Where Partnerships Fit In (And Why They’re Different Again)
Sometimes the real decision isn’t only “Pty Ltd vs trust” - it’s whether you should be operating with another person at all without clear documentation.
If you’re going into business with a friend, spouse, or co-founder, make sure you don’t accidentally fall into a “handshake partnership” that becomes hard to untangle later.
Even if you ultimately move into a company or trust structure, a well-drafted Partnership Agreement can be a crucial starting point where you’re operating together before a more formal restructure.
What Legal Documents And Compliance Should You Plan For Either Way?
Whether you choose a company, a trust, or a combined trust-and-company structure, you’ll want your legal foundation to match how you actually operate.
Below are some of the most common legal “building blocks” for small businesses - and why they matter.
Customer Terms (So You Get Paid And Manage Risk)
If you sell goods or services, clear customer terms help you set expectations around payment terms, scope, delivery, limitations, and disputes.
Even if your business is small today, having proper terms early can prevent the “we never agreed on that” problems that tend to pop up once you’re busy.
Privacy Compliance (Especially If You Collect Customer Data)
If you collect personal information (think names, emails, addresses, online orders, enquiries, mailing lists), you should consider whether you need a Privacy Policy and what privacy compliance applies to your business model.

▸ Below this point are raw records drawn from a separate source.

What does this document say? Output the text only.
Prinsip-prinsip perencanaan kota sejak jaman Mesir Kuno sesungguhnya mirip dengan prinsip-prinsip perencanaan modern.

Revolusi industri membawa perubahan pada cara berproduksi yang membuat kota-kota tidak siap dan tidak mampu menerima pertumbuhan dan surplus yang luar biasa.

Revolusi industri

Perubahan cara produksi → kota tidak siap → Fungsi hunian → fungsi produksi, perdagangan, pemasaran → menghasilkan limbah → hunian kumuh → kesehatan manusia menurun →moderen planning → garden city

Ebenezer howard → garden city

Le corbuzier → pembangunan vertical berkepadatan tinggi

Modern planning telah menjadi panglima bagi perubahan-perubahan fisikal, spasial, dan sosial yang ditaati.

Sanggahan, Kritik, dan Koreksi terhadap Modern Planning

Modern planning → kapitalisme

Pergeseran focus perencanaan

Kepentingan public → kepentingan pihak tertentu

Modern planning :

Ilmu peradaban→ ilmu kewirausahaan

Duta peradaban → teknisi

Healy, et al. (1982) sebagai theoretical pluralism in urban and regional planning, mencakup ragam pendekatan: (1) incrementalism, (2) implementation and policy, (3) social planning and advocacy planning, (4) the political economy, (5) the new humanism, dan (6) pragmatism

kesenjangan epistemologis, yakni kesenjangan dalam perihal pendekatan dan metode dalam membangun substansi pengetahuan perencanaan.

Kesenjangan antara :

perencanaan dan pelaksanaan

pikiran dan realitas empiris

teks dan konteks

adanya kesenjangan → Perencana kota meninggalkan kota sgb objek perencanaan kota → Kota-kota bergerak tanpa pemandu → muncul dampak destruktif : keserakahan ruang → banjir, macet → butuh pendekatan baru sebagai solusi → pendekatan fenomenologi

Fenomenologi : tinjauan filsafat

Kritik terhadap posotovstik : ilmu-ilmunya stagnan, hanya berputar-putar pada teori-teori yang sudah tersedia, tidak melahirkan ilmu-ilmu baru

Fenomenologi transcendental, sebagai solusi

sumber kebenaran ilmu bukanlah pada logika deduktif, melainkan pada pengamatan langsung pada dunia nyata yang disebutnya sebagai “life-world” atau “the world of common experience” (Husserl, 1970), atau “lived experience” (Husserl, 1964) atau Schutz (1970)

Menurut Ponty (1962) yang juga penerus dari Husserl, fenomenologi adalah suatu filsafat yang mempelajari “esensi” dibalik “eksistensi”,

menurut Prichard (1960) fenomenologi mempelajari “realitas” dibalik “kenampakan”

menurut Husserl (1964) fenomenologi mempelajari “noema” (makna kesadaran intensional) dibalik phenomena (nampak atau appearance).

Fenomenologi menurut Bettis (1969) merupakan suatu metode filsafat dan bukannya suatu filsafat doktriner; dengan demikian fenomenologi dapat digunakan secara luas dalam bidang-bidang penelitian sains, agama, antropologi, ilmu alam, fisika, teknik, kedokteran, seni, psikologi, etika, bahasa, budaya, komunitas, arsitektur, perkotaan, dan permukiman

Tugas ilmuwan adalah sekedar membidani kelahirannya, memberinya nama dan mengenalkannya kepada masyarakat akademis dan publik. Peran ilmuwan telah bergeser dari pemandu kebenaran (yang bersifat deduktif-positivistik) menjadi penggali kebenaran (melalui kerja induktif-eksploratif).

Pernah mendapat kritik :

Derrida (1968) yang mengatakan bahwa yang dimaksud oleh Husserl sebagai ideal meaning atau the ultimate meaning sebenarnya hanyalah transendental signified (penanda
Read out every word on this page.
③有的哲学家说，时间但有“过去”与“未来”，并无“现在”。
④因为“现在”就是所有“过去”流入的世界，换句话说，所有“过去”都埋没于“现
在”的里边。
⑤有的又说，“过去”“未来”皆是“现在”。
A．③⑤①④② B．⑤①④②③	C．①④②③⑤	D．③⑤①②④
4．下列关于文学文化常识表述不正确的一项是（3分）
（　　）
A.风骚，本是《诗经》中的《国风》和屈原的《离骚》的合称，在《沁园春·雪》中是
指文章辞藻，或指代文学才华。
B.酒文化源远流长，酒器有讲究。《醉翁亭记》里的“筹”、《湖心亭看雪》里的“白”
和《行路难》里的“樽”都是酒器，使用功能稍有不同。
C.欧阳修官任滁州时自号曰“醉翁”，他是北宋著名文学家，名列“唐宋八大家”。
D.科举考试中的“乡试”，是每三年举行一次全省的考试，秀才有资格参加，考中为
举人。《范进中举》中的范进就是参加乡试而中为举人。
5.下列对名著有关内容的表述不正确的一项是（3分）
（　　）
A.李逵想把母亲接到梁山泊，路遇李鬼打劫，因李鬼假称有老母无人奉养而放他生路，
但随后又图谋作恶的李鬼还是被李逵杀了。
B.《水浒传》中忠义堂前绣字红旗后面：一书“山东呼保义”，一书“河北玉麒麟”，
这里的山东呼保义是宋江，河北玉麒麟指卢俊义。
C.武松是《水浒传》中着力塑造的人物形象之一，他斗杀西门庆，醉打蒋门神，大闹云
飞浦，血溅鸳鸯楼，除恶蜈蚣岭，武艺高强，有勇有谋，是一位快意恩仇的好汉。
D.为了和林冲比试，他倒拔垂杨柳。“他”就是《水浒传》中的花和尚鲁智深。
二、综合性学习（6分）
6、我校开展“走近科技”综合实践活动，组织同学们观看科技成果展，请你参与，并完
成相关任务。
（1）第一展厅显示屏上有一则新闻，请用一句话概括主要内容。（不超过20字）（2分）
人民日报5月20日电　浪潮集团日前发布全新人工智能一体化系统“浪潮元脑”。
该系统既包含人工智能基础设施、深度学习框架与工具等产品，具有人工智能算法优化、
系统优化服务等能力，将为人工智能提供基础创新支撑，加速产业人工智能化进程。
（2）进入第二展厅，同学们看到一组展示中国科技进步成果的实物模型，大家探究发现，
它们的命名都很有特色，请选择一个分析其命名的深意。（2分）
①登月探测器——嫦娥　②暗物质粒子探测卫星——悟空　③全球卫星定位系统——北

This is particularly important if you operate online, use analytics tools, or do email marketing.
Employment Contracts (If You Hire Staff)
If you hire employees, you’ll want the right contracts in place and to stay compliant with Fair Work obligations, awards, and minimum entitlements.
A tailored Employment Contract can help clarify duties, pay, confidentiality, and termination processes, and reduce the risk of disputes down the track.
Governance Documents (For Clarity Between Owners)
If you’re running a company, governance documents set the rules of the road.
- A Company Constitution helps define how the company is managed and what approvals are needed for key decisions.
- A Shareholders Agreement can cover the commercial realities: what happens if someone wants out, what decisions need unanimous approval, and how disputes are handled.
If you’re using a trust, the equivalent “rulebook” is the trust deed (plus supporting resolutions and records). Getting these documents right is essential because you’ll rely on them when something changes - a new beneficiary, a relationship breakdown, a business sale, or a dispute between controllers.
Key Takeaways
- Company vs trust isn’t just about tax - it’s about control, risk, administration, growth plans, and how you want money and assets handled.
- A Pty Ltd company is a separate legal entity with a clear ownership structure (shares), and it can be a straightforward option for operating and scaling a small business.
- A trust is a relationship that needs a trustee; it can be used for trading and/or holding assets, and may provide flexibility depending on the trust deed and tax advice.
- Many business owners use a trust with a corporate trustee, but this adds complexity (you’re effectively managing both a trust and a company).
- Regardless of structure, strong legal foundations matter - including customer terms, privacy compliance, and employment documentation.
- Choosing the right structure early can help reduce the risk of expensive restructures, disputes, and compliance issues later as your business grows.